OpenAI's Mounting Losses Are the Toll of Building the Frontier, Not Its Obituary

🕒 Published on Zendoric: July 1, 2026 · 00:35
Internal documents reportedly show OpenAI losing $5 billion in 2024, with projected losses of $38 billion for 2025, driven mainly by the cost of training frontier models. Eye-watering numbers — but the question is whether they buy a durable position or just buy time.
According to internal documents cited in this report, OpenAI lost roughly $5 billion in 2024 and is projected to lose around $38 billion in 2025, with the elevated cost of training AI models named as the primary driver. We present these as figures attributed to leaked internal material, not as audited results.
The context matters. Training frontier models is one of the most capital-intensive activities in modern technology: compute, energy, data and talent all compound, and each new generation tends to cost more than the last. Losses of this scale are less a sign of a broken business than of an industry in a heavy build-out phase, where companies are paying upfront for capability that they hope to monetize later across products, enterprise contracts and infrastructure.

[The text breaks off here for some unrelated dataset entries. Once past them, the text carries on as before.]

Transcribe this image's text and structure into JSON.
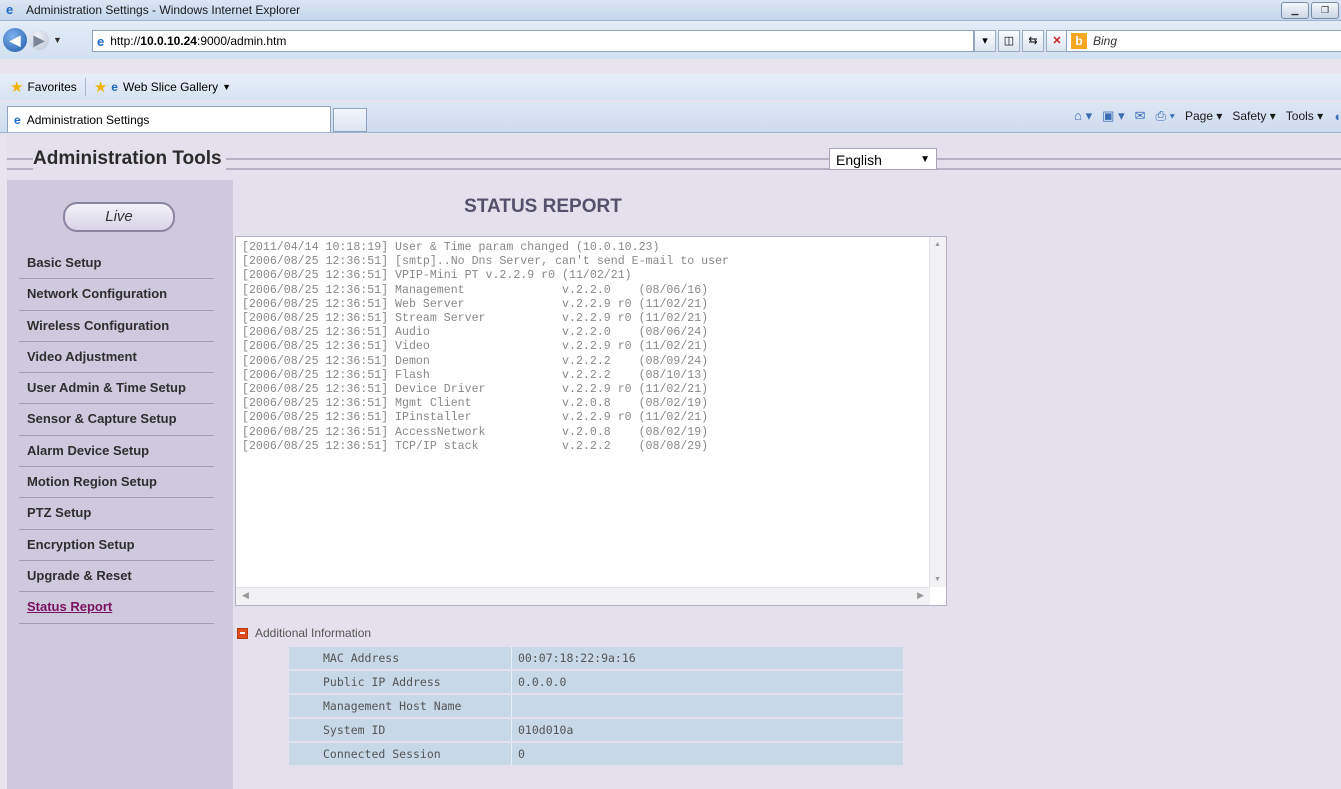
{
  "window": {
    "title": "Administration Settings - Windows Internet Explorer"
  },
  "address": {
    "url_prefix": "http://",
    "url_host": "10.0.10.24",
    "url_suffix": ":9000/admin.htm",
    "search_placeholder": "Bing"
  },
  "favorites": {
    "favorites_label": "Favorites",
    "web_slice_label": "Web Slice Gallery"
  },
  "tabs": {
    "active_label": "Administration Settings"
  },
  "commandbar": {
    "page_label": "Page",
    "safety_label": "Safety",
    "tools_label": "Tools"
  },
  "header": {
    "title": "Administration Tools",
    "language": "English"
  },
  "sidebar": {
    "live_label": "Live",
    "items": [
      {
        "label": "Basic Setup"
      },
      {
        "label": "Network Configuration"
      },
      {
        "label": "Wireless Configuration"
      },
      {
        "label": "Video Adjustment"
      },
      {
        "label": "User Admin & Time Setup"
      },
      {
        "label": "Sensor & Capture Setup"
      },
      {
        "label": "Alarm Device Setup"
      },
      {
        "label": "Motion Region Setup"
      },
      {
        "label": "PTZ Setup"
      },
      {
        "label": "Encryption Setup"
      },
      {
        "label": "Upgrade & Reset"
      },
      {
        "label": "Status Report"
      }
    ]
  },
  "main": {
    "title": "STATUS REPORT",
    "log_lines": [
      "[2011/04/14 10:18:19] User & Time param changed (10.0.10.23)",
      "[2006/08/25 12:36:51] [smtp]..No Dns Server, can't send E-mail to user",
      "[2006/08/25 12:36:51] VPIP-Mini PT v.2.2.9 r0 (11/02/21)",
      "[2006/08/25 12:36:51] Management              v.2.2.0    (08/06/16)",
      "[2006/08/25 12:36:51] Web Server              v.2.2.9 r0 (11/02/21)",
      "[2006/08/25 12:36:51] Stream Server           v.2.2.9 r0 (11/02/21)",
      "[2006/08/25 12:36:51] Audio                   v.2.2.0    (08/06/24)",
      "[2006/08/25 12:36:51] Video                   v.2.2.9 r0 (11/02/21)",
      "[2006/08/25 12:36:51] Demon                   v.2.2.2    (08/09/24)",
      "[2006/08/25 12:36:51] Flash                   v.2.2.2    (08/10/13)",
      "[2006/08/25 12:36:51] Device Driver           v.2.2.9 r0 (11/02/21)",
      "[2006/08/25 12:36:51] Mgmt Client             v.2.0.8    (08/02/19)",
      "[2006/08/25 12:36:51] IPinstaller             v.2.2.9 r0 (11/02/21)",
      "[2006/08/25 12:36:51] AccessNetwork           v.2.0.8    (08/02/19)",
      "[2006/08/25 12:36:51] TCP/IP stack            v.2.2.2    (08/08/29)"
    ],
    "additional_label": "Additional Information",
    "info": [
      {
        "label": "MAC Address",
        "value": "00:07:18:22:9a:16"
      },
      {
        "label": "Public IP Address",
        "value": "0.0.0.0"
      },
      {
        "label": "Management Host Name",
        "value": ""
      },
      {
        "label": "System ID",
        "value": "010d010a"
      },
      {
        "label": "Connected Session",
        "value": "0"
      }
    ]
  }
}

The short-term risk is real and worth naming. Spending tens of billions ahead of revenue concentrates power in whoever can keep writing those checks, raises the stakes of every strategic bet, and makes the whole sector vulnerable to a shift in investor patience. If the gap between burn and income doesn't narrow, the pressure to recoup costs could distort priorities toward whatever monetizes fastest.
Our reading: these losses are the price of admission to the frontier, not yet evidence that the frontier doesn't pay. The decisive variable is the trajectory — whether training efficiency improves and revenue scales faster than costs. If it does, today's deficits become the down payment on tools that compress drug discovery, scientific research and productivity, the long-term abundance we keep pointing to. If it doesn't, the market will force a brutal reckoning. The honest position is to treat a number like $38 billion as a measure of ambition and risk simultaneously, and to watch the slope, not the headline.